Song of Durin (Complete Edition) - Clamavi De Profundis
sözler:türkçe versiyonu:
dünya gençti, yemyeşildi dağlar
lekelenmemişti ayın yüzü daha
ne derelere isim konmuştu, ne dağlara
durin uyanıp tek başına dolaştığında
isimsiz tepelere vadilere isimler verdi;
henüz tadılmamış kuyulardan su içti;
eğilip baktığında aynagöl'e
gördü başının gölgesi üzerinde
yıldızlardan yapılmış bir tacın belirdiğini
sanki gümüş bir ipe dizilmiş mücevherler gibi.
dünya saftı, dağlar yüce mi yüce;
o eski günlerde, çok daha önce
devrilişinden nargothrond'un yüce kralının
ve göçmesinden gondolin'in
batı denizlerinin ötesine,
saftı dünya durin'in günlerinde
bir kraldı o, oymalı tahtında
sütunlarla dolu salonlarında
gümüş zemin, altın çatı
güç rünleriyle örülüydü kapı.
güneş yıldız ve ay ışığı
doldururdu billur lambaları,
ne bulut örter ne de gölgelerdi gece
pırıldardı sonsuza dek zarafetle.
orada döverdi çekiçler örsü,
hakkak yazardı, yontardı keski;
orada dövülürdü kılıç, bağlanırdı kabzası,
kazıcı kazar, örerdi duvarcı
orada beril, solgun opal, inci
ve metal işlenirdi balık pulları gibi,
kalkanlar, zırhlar, baltalar kılıçlar
yığınlaydı pırıl pırıl parlayan mızraklar.
yorulmazdı o zamanlar durin'in halkı;
dağların altında müzik uyanırdı,
harpçılar harp çalar, okurdu ozanlar
kapılarda durmadan öterdi borazanlar.
dağlar yaşlı, dünya kül rengi,
demirhanenin ateşi küllenmiş buz gibi;
çalınan harp düşen çekiç yok artık,
durin'in salonlarında tek yaşayan karanlık;
bir gölge uzanıyor şimdilerde
moria, khazad-dum'daki mezarı üzerinde
ama batmış yıldızlar görünüyor hala
karanlık ve rüzgarsız aynagöl sularında;
tacı orada derin sularda yatar
durin tekrar uykusundan uyanıncaya kadar.
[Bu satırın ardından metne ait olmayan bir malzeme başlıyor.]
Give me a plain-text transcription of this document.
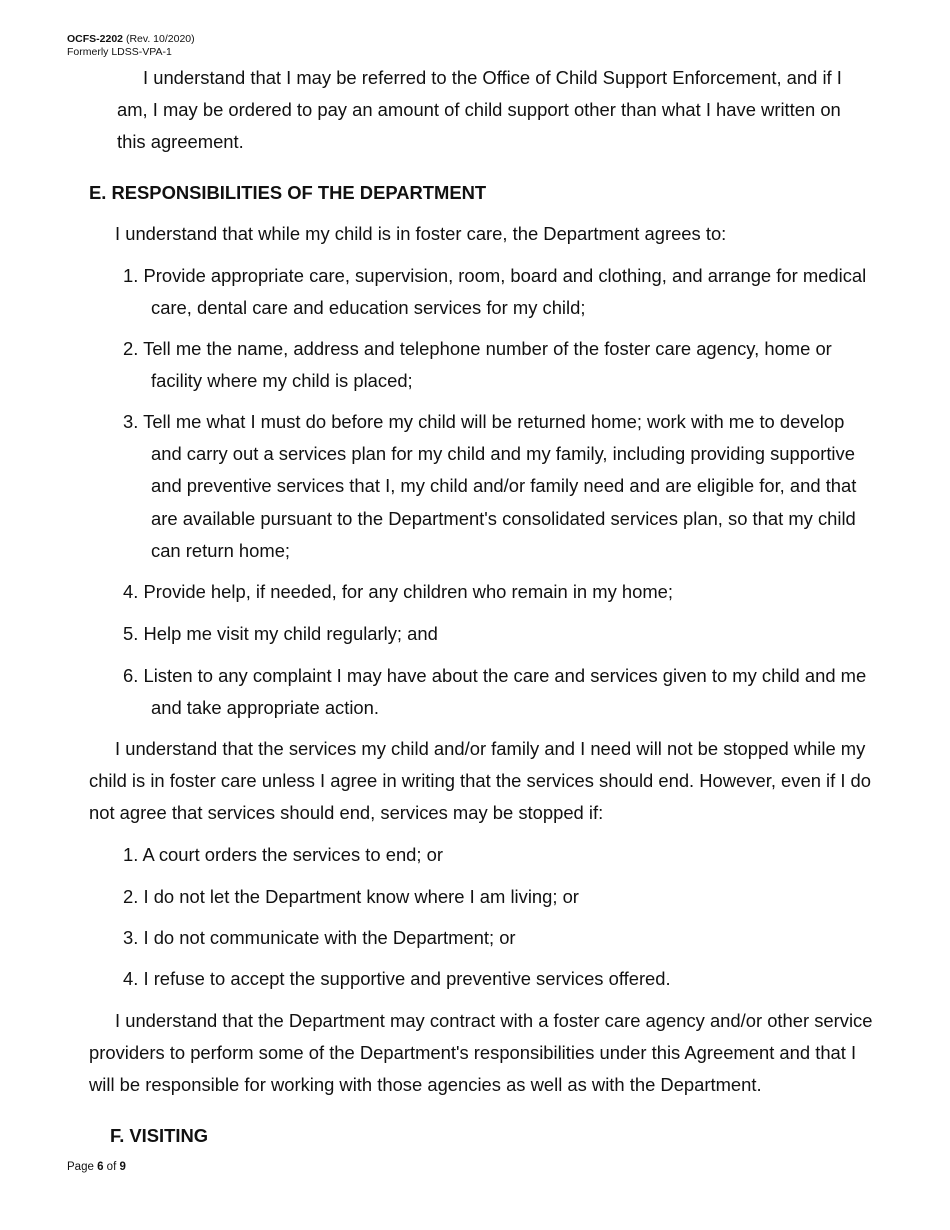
OCFS-2202 (Rev. 10/2020)
Formerly LDSS-VPA-1
I understand that I may be referred to the Office of Child Support Enforcement, and if I
am, I may be ordered to pay an amount of child support other than what I have written on
this agreement.
E. RESPONSIBILITIES OF THE DEPARTMENT
I understand that while my child is in foster care, the Department agrees to:
1. Provide appropriate care, supervision, room, board and clothing, and arrange for medical
care, dental care and education services for my child;
2. Tell me the name, address and telephone number of the foster care agency, home or
facility where my child is placed;
3. Tell me what I must do before my child will be returned home; work with me to develop
and carry out a services plan for my child and my family, including providing supportive
and preventive services that I, my child and/or family need and are eligible for, and that
are available pursuant to the Department's consolidated services plan, so that my child
can return home;
4. Provide help, if needed, for any children who remain in my home;
5. Help me visit my child regularly; and
6. Listen to any complaint I may have about the care and services given to my child and me
and take appropriate action.
I understand that the services my child and/or family and I need will not be stopped while my
child is in foster care unless I agree in writing that the services should end. However, even if I do
not agree that services should end, services may be stopped if:
1. A court orders the services to end; or
2. I do not let the Department know where I am living; or
3. I do not communicate with the Department; or
4. I refuse to accept the supportive and preventive services offered.
I understand that the Department may contract with a foster care agency and/or other service
providers to perform some of the Department's responsibilities under this Agreement and that I
will be responsible for working with those agencies as well as with the Department.
F. VISITING
Page 6 of 9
Lyrics: The world was young, the mountains green, No stain yet on the Moon was seen, No words were laid on stream or stone When Durin woke and walked alone. He named the nameless hills and dells; He drank from yet untasted wells; He stooped and looked in Mirrormere, And saw a crown of stars appear, As gems upon a silver thread, Above the shadows of his head. The world was fair, the mountains tall, In Elder Days before the fall Of mighty kings in Nargothrond And Gondolin, who now beyond The Western Seas have passed away: The world was fair in Durin's Day. A king he was on carven throne In many-pillared halls of stone With golden roof and silver floor, And runes of power upon the door. The light of sun and star and moon In shining lamps of crystal hewn Undimmed by cloud or shade of night There shone for ever fair and bright. There hammer on the anvil smote, There chisel clove, and graver wrote; There forged was blade, and bound was hilt; The delver mined, the mason built. There beryl, pearl, and opal pale, And metal wrought like fishes' mail, Buckler and corslet, axe and sword, And shining spears were laid in hoard. Unwearied then were Durin's folk; Beneath the mountains music woke: The harpers harped, the minstrels sang, And at the gates the trumpets rang. The world is grey, the mountains old, The forge's fire is ashen-cold; No harp is wrung, no hammer falls: The darkness dwells in Durin's halls; The shadow lies upon his tomb In Moria, in Khazad-dûm. But still the sunken stars appear In dark and windless Mirrormere; There lies his crown in water deep, Till Durin wakes again from sleep.